New Mufti Chosen

The Age and ABC are reporting today that Sheikh Taj ad-Din al-Hilaly, the so-called mufti of Australia and New Zealand, has stood down. He has been replaced by Sheikh Fehmi Naji El-Imam, the imam of Preston Mosque in Melbourne’s north.

Controversial muslim cleric, Sheik Taj el-Din Al Hilali has declined the position of Mufti of Australia and a new mufti has been elected.

Imams from across the country were at Melbourne’s Preston Mosque for a meeting of the National Imam’s Council.

The Council has announced Sheik Fehmi Naji El-Imam as the Mufti of Australia for a two-year term.

The Council said Sheik Al Hilali was appointed first, however he declined the position and proposed Sheikh Fehmi to be appointed Mufti.

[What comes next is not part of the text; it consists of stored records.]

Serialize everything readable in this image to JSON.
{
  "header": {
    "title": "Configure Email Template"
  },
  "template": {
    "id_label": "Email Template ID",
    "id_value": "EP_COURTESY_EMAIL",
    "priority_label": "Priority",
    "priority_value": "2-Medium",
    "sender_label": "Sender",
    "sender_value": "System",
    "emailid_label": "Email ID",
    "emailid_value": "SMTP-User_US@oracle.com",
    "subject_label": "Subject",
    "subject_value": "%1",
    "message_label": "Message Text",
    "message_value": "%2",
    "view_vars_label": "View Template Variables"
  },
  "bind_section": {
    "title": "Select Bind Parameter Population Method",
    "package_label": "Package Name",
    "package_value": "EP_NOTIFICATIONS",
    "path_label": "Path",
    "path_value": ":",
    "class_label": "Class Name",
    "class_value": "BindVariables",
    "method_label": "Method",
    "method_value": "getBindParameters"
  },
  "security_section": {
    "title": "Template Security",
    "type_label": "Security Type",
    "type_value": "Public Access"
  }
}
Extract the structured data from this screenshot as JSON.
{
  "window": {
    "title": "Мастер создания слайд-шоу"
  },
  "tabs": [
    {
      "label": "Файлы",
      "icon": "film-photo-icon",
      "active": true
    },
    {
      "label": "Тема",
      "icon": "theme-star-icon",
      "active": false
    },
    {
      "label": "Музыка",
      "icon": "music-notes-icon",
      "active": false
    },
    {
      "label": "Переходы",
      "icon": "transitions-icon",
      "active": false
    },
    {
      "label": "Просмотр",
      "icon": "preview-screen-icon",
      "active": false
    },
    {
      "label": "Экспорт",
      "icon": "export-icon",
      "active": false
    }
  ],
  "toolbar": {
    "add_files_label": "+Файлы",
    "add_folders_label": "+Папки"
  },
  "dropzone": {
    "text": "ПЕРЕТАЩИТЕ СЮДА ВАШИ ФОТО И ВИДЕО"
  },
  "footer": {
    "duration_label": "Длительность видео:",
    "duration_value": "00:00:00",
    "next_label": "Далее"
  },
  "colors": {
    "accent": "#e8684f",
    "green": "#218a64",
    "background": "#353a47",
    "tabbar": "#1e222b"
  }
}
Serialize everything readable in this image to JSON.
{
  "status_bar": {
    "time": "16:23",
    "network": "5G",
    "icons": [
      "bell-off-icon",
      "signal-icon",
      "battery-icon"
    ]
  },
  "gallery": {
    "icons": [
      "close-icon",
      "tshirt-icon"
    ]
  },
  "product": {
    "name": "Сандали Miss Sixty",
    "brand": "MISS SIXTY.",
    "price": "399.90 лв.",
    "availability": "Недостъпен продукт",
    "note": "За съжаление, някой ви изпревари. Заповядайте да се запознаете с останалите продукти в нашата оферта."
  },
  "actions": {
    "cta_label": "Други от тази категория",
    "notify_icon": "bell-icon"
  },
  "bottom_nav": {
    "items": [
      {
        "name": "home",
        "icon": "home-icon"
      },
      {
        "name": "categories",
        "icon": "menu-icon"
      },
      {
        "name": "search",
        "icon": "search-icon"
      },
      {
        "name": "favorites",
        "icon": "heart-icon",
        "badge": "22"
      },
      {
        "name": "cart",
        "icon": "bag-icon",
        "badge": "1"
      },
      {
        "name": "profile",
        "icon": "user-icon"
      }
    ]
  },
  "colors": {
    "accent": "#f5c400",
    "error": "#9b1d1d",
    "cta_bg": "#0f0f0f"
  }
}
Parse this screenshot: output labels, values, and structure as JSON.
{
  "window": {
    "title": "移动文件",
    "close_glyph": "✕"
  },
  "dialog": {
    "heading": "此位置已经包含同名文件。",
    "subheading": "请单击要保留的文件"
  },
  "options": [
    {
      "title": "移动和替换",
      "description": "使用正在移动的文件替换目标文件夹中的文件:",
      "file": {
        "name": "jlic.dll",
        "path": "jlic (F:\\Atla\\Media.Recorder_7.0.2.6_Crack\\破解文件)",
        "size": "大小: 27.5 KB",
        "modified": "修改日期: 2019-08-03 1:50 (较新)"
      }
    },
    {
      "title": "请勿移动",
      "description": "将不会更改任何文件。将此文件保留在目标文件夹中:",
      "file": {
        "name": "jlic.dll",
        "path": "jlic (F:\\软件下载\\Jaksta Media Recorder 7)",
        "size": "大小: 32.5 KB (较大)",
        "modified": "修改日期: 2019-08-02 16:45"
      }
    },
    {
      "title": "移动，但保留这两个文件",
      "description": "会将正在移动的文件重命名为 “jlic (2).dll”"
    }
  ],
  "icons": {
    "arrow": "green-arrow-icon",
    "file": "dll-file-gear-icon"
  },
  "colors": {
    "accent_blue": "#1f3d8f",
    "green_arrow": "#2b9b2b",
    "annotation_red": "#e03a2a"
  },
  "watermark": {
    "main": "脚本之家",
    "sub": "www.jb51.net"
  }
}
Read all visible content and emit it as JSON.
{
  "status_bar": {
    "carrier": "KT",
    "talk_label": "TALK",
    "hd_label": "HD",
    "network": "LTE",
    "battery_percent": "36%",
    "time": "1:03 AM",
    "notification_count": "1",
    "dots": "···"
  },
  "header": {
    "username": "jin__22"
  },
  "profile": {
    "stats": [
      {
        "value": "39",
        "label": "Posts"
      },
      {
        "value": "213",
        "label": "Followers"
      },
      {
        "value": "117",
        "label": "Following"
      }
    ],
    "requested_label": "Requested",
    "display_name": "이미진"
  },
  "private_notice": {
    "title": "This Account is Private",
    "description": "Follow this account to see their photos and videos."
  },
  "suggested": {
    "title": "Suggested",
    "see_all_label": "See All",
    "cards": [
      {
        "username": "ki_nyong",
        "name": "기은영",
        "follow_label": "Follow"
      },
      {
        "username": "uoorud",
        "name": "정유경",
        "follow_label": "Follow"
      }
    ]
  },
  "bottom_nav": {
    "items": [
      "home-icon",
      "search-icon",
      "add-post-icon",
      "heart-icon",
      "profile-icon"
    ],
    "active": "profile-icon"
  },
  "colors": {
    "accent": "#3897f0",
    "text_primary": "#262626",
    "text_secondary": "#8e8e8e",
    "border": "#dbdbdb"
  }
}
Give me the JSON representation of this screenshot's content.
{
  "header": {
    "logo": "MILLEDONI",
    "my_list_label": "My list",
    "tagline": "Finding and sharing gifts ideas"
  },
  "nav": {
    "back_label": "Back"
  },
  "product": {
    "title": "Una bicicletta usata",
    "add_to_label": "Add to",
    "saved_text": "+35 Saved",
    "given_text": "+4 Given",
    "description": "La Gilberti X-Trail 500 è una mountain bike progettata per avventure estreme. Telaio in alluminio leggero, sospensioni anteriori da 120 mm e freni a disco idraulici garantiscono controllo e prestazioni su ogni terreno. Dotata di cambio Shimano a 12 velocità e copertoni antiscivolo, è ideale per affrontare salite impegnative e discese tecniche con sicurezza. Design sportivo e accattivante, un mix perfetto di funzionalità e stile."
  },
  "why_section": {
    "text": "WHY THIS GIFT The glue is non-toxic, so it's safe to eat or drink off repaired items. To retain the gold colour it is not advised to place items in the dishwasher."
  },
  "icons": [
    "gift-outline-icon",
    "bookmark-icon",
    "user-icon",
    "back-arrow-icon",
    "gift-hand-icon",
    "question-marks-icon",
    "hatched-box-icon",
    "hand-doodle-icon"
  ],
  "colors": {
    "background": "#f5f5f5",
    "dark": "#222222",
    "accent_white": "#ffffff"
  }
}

Time will, of course, tell whether the appointment of Sheikh Fehmi is an improvement or not. Nobody can doubt his moderate credentials and he is certainly well respected in the Victorian Muslim community. If we must have one imam as the face of Islam, then I suppose Sheikh Fehmi is a relatively safe choice.

However, rather than appointing a new mufti (and therefore exposing the Muslim community to the same problems that plagued Sheikh Taj’s tenure) the National Imam’s Council should have just abolished the position forever. There is no need for a ‘mufti’ in this country and it causes more problems than it solves by making the entire Muslim community, in all its heterogeneity, hostage to the pronouncements — past and present — of one man. It is also a poisoned chalice for the imam who takes the position: there will, almost certainly, be a frenzied rush to find anything controversial about the new mufti so that he too can be placed on the front page of the nation’s newspapers.